Search code examples
snakemakebam

Running multiple snakemake rules


I would like to run multiple rules one after another using snakemake. However, when I run this script, the bam_list rule appears before samtools_markdup rule, and gives me an error that it cannot find input files, which are obviously have not been generated yet. How to solve this problem?

rule all:
    input: 
        expand("dup/{sample}.dup.bam", sample=SAMPLES)
        "dup/bam_list"

rule samtools_markdup:
    input:
        sortbam ="rg/{sample}.rg.bam"
    output:
        dupbam = "dup/{sample}.dup.bam"
    threads: 5
    shell:
        """
        samtools markdup -@ {threads} {input.sortbam} {output.dupbam}
        """

rule bam_list:
    output:
         outlist = "dup/bam_list"
    shell:
         """
         ls dup/*.bam > {output.outlist}
         """

Solution

  • Snakemake is following directions, you want dup/bam_list and it can be produced without any inputs.

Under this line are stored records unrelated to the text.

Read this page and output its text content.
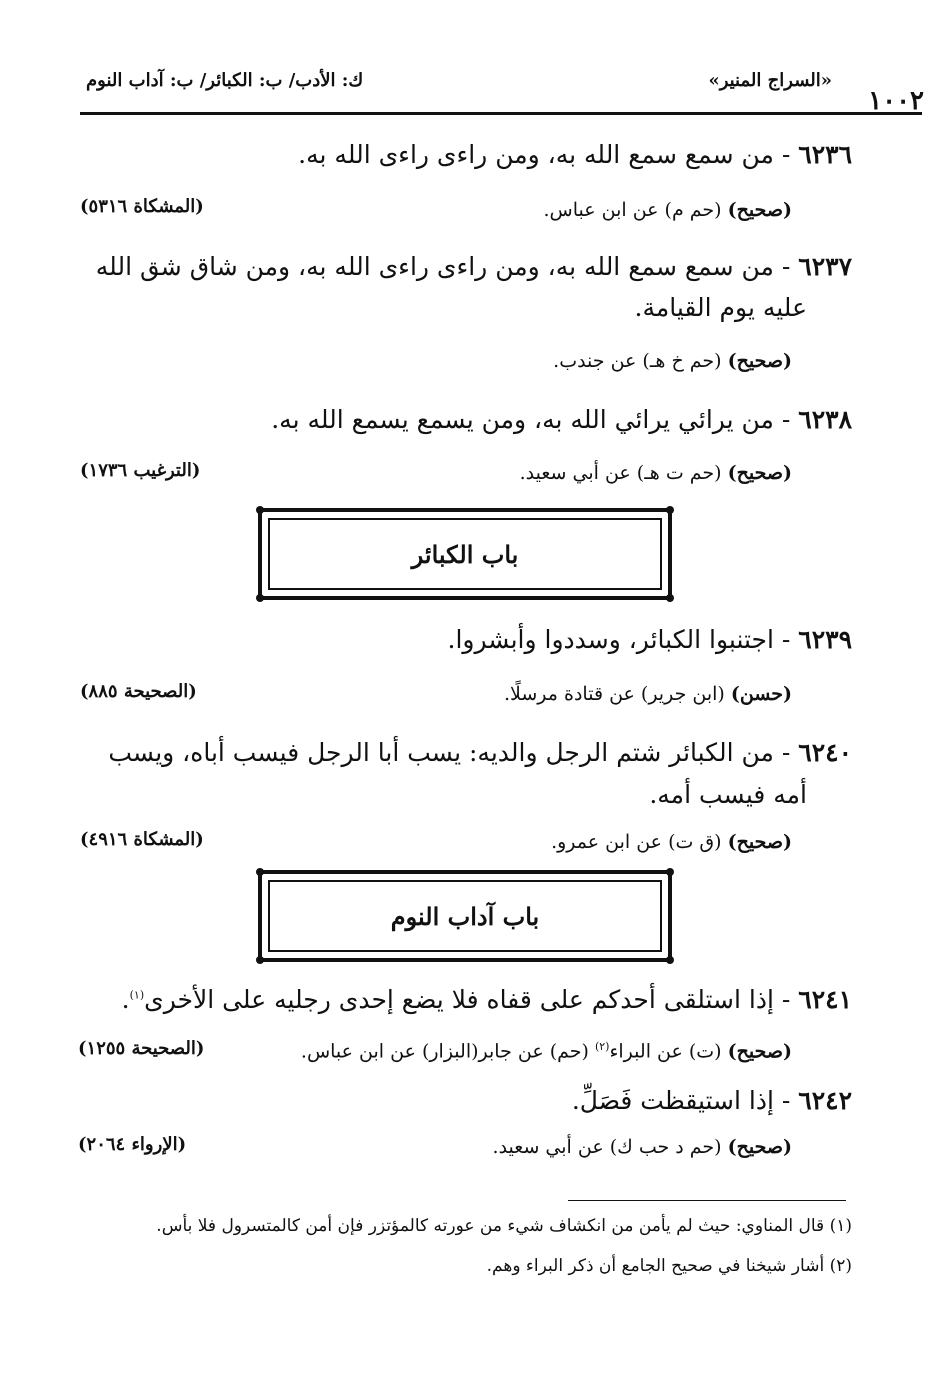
«السراج المنير»
١٠٠٢
ك: الأدب/ ب: الكبائر/ ب: آداب النوم
٦٢٣٦ - من سمع سمع الله به، ومن راءى راءى الله به.
(صحيح) (حم م) عن ابن عباس.
(المشكاة ٥٣١٦)
٦٢٣٧ - من سمع سمع الله به، ومن راءى راءى الله به، ومن شاق شق الله
عليه يوم القيامة.
(صحيح) (حم خ هـ) عن جندب.
٦٢٣٨ - من يرائي يرائي الله به، ومن يسمع يسمع الله به.
(صحيح) (حم ت هـ) عن أبي سعيد.
(الترغيب ١٧٣٦)
باب الكبائر
٦٢٣٩ - اجتنبوا الكبائر، وسددوا وأبشروا.
(حسن) (ابن جرير) عن قتادة مرسلًا.
(الصحيحة ٨٨٥)
٦٢٤٠ - من الكبائر شتم الرجل والديه: يسب أبا الرجل فيسب أباه، ويسب
أمه فيسب أمه.
(صحيح) (ق ت) عن ابن عمرو.
(المشكاة ٤٩١٦)
باب آداب النوم
٦٢٤١ - إذا استلقى أحدكم على قفاه فلا يضع إحدى رجليه على الأخرى$^{(١)}$.
(صحيح) (ت) عن البراء$^{(٢)}$ (حم) عن جابر(البزار) عن ابن عباس.
(الصحيحة ١٢٥٥)
٦٢٤٢ - إذا استيقظت فَصَلِّ.
(صحيح) (حم د حب ك) عن أبي سعيد.
(الإرواء ٢٠٦٤)
(١) قال المناوي: حيث لم يأمن من انكشاف شيء من عورته كالمؤتزر فإن أمن كالمتسرول فلا بأس.
(٢) أشار شيخنا في صحيح الجامع أن ذكر البراء وهم.
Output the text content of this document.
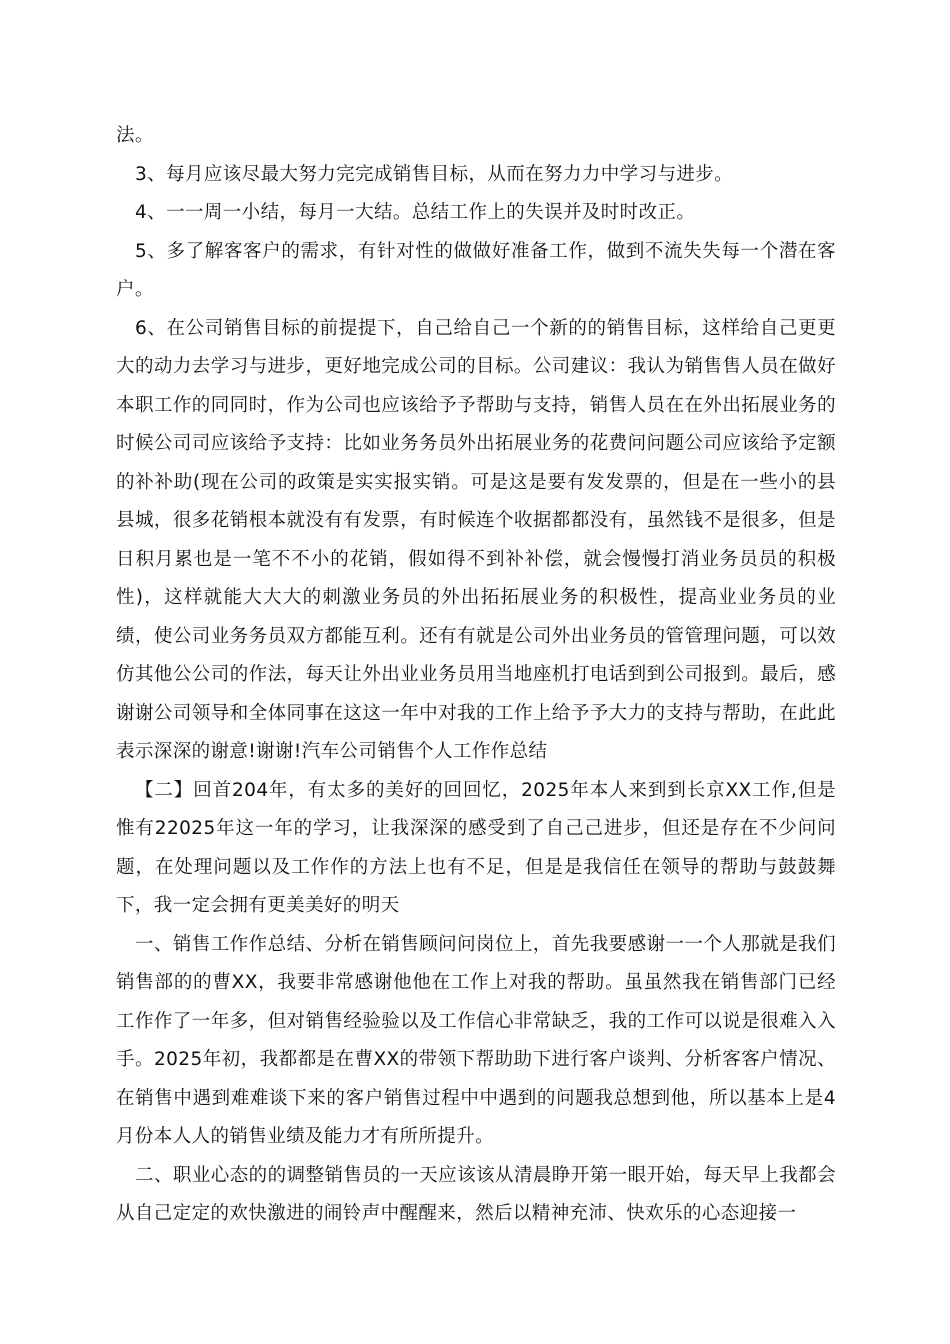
法。

3、每月应该尽最大努力完完成销售目标，从而在努力力中学习与进步。

4、一一周一小结，每月一大结。总结工作上的失误并及时时改正。

5、多了解客客户的需求，有针对性的做做好准备工作，做到不流失失每一个潜在客户。

6、在公司销售目标的前提提下，自己给自己一个新的的销售目标，这样给自己更更大的动力去学习与进步，更好地完成公司的目标。公司建议：我认为销售售人员在做好本职工作的同同时，作为公司也应该给予予帮助与支持，销售人员在在外出拓展业务的时候公司司应该给予支持：比如业务务员外出拓展业务的花费问问题公司应该给予定额的补补助(现在公司的政策是实实报实销。可是这是要有发发票的，但是在一些小的县县城，很多花销根本就没有有发票，有时候连个收据都都没有，虽然钱不是很多，但是日积月累也是一笔不不小的花销，假如得不到补补偿，就会慢慢打消业务员员的积极性)，这样就能大大大的刺激业务员的外出拓拓展业务的积极性，提高业业务员的业绩，使公司业务务员双方都能互利。还有有就是公司外出业务员的管管理问题，可以效仿其他公公司的作法，每天让外出业业务员用当地座机打电话到到公司报到。最后，感谢谢公司领导和全体同事在这这一年中对我的工作上给予予大力的支持与帮助，在此此表示深深的谢意!谢谢!汽车公司销售个人工作作总结

【二】回首204年，有太多的美好的回回忆，2025年本人来到到长京XX工作,但是惟有22025年这一年的学习，让我深深的感受到了自己己进步，但还是存在不少问问题，在处理问题以及工作作的方法上也有不足，但是是我信任在领导的帮助与鼓鼓舞下，我一定会拥有更美美好的明天

一、销售工作作总结、分析在销售顾问问岗位上，首先我要感谢一一个人那就是我们销售部的的曹XX，我要非常感谢他他在工作上对我的帮助。虽虽然我在销售部门已经工作作了一年多，但对销售经验验以及工作信心非常缺乏，我的工作可以说是很难入入手。2025年初，我都都是在曹XX的带领下帮助助下进行客户谈判、分析客客户情况、在销售中遇到难难谈下来的客户销售过程中中遇到的问题我总想到他，所以基本上是4月份本人人的销售业绩及能力才有所所提升。

二、职业心态的的调整销售员的一天应该该从清晨睁开第一眼开始，每天早上我都会从自己定定的欢快激进的闹铃声中醒醒来，然后以精神充沛、快欢乐的心态迎接一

I think what you mean to have is:

    rule all:
        input: 
            "dup/bam_list"
    
    rule samtools_markdup:
        input:
            sortbam ="rg/{sample}.rg.bam"
        output:
            dupbam = "dup/{sample}.dup.bam"
        threads: 5
        shell:
            """
            samtools markdup -@ {threads} {input.sortbam} {output.dupbam}
            """
    
    rule bam_list:
        input: 
            expand("dup/{sample}.dup.bam", sample=SAMPLES)
        output:
            outlist = "dup/bam_list"
        shell:
             """
             ls dup/*.bam > {output.outlist}
             """
    

    Now bam_list will wait until all the samtools_markdup jobs are completed. As an aside, I expect the contents of dup_list to be identical to expand("dup/{sample}.dup.bam", sample=SAMPLES), so if you use the file later in the workflow you can probably just use the expand output.